Google and Microsoft have both created software that lets governments pre-register residents and then notify them when an appointment is available. Early in the vaccination push, local governments in Virginia each used their own pre-registration tools, creating a patchwork of about 30 systems that didn't share information on who was signed up. Then, in February, the state government announced a statewide service using Google's Intelligent Vaccine Impact technology.

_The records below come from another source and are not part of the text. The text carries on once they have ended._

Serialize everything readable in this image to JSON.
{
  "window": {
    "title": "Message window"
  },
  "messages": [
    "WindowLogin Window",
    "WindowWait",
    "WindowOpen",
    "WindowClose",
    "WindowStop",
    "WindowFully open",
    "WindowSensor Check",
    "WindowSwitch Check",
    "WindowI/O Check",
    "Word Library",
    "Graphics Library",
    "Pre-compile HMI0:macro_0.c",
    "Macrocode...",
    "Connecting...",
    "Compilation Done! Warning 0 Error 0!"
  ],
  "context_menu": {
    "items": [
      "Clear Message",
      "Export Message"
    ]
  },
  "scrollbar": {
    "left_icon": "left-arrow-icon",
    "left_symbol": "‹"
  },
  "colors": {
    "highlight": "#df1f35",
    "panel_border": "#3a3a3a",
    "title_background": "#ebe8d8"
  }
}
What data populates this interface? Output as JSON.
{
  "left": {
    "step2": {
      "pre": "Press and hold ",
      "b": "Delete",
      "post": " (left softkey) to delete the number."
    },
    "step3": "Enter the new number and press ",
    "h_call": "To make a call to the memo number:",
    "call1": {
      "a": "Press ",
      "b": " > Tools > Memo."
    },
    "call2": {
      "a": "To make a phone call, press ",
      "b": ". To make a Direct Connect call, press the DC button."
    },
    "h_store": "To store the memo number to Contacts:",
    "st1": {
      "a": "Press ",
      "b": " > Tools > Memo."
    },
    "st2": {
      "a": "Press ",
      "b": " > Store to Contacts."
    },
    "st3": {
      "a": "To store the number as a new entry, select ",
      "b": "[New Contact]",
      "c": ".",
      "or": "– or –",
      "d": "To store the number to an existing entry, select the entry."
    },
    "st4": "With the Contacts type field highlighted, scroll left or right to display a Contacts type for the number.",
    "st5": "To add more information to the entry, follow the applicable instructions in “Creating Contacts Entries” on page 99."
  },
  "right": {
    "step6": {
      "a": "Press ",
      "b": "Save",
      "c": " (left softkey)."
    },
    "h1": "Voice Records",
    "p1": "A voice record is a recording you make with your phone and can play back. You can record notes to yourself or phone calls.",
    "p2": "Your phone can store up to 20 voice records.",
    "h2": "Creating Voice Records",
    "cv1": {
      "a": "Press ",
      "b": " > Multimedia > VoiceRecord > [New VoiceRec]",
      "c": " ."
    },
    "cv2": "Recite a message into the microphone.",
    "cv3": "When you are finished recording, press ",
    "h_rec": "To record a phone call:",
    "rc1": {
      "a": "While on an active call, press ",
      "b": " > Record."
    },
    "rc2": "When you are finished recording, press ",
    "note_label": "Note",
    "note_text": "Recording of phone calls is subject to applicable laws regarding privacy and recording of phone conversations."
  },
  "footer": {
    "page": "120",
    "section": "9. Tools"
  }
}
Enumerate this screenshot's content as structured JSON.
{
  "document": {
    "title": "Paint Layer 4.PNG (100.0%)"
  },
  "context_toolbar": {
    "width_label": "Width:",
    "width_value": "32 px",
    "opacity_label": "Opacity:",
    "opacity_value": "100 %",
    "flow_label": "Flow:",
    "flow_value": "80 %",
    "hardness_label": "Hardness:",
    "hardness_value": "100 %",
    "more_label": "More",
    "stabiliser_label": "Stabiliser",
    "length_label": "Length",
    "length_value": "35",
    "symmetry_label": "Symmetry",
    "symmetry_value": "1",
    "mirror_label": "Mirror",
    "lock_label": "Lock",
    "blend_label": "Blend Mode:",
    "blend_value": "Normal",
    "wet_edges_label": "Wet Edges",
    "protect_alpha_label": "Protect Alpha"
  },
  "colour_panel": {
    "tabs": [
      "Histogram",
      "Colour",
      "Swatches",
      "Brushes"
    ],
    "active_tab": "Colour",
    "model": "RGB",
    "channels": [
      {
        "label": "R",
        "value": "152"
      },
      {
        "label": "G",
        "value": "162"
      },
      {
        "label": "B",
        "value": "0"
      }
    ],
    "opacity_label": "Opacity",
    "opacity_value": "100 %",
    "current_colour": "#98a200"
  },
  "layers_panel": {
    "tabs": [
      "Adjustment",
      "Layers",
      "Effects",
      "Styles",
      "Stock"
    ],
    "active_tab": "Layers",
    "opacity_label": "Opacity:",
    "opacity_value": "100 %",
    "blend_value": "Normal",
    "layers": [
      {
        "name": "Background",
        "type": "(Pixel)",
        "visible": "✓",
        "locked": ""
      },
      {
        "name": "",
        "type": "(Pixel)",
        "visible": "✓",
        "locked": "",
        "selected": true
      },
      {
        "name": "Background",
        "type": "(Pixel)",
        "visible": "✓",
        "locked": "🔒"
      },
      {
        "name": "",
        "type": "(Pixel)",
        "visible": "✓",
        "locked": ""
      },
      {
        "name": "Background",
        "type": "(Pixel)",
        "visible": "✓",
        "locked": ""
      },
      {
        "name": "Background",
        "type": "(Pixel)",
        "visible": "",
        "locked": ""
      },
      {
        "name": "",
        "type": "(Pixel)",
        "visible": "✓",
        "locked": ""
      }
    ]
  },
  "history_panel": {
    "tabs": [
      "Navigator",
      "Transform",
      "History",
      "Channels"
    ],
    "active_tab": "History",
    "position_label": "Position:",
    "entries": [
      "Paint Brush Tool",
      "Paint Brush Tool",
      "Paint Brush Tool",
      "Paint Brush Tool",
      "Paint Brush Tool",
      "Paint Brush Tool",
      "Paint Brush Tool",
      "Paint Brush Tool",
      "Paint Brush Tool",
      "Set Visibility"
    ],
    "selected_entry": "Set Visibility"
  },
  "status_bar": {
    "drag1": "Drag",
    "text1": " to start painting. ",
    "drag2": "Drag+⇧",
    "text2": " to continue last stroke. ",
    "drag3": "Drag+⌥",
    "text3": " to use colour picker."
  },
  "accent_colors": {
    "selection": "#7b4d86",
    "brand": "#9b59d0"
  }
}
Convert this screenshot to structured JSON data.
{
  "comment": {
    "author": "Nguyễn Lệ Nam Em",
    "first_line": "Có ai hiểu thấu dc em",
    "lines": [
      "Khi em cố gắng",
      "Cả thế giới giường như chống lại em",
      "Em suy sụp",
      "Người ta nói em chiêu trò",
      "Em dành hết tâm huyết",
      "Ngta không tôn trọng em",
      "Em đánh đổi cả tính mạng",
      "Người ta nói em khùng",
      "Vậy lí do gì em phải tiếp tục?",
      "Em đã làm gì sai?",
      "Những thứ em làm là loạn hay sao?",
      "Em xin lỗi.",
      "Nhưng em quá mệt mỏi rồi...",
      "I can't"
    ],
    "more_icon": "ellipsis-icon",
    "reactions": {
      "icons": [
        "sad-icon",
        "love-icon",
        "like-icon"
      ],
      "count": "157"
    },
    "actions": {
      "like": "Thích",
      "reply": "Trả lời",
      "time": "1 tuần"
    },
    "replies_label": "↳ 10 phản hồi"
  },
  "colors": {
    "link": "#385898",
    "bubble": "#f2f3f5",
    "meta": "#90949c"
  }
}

The system first imported the 1.2 million previous pre-registrations into one service hosted by Google Cloud. Then it handled 180,000 pre-registrations on its first day, and reached 400,000 by the end of the week.

Watch this: COVID-19 vaccines and blood clots explained

"Our infrastructure would not have supported it," said Suresh Soundararajan, chief information officer for Virginia. The experience was a promising test case for how cloud services could help governments deliver other services to residents, Soundararajan said, especially health-related services that include millions of records.

Google's tools allow government web administrators to adjust settings when eligibility rules change. And the technology helps states better understand how many vaccines they've distributed as they make requests to the federal government for more supply, Todd Schroeder, Google's director of public sector digital strategy, said in an interview. 

Statistics on who has been vaccinated will become even more important as more people get their doses and demand no longer outpaces supply, he added. Governments can use their data to identify regions where people are not getting vaccinated and then design policies to reach out to those communities. 

When there are more than enough vaccines to go around, "it doesn't matter about supply, it matters about what people believe," Schroeder said. "That is a whole different campaign."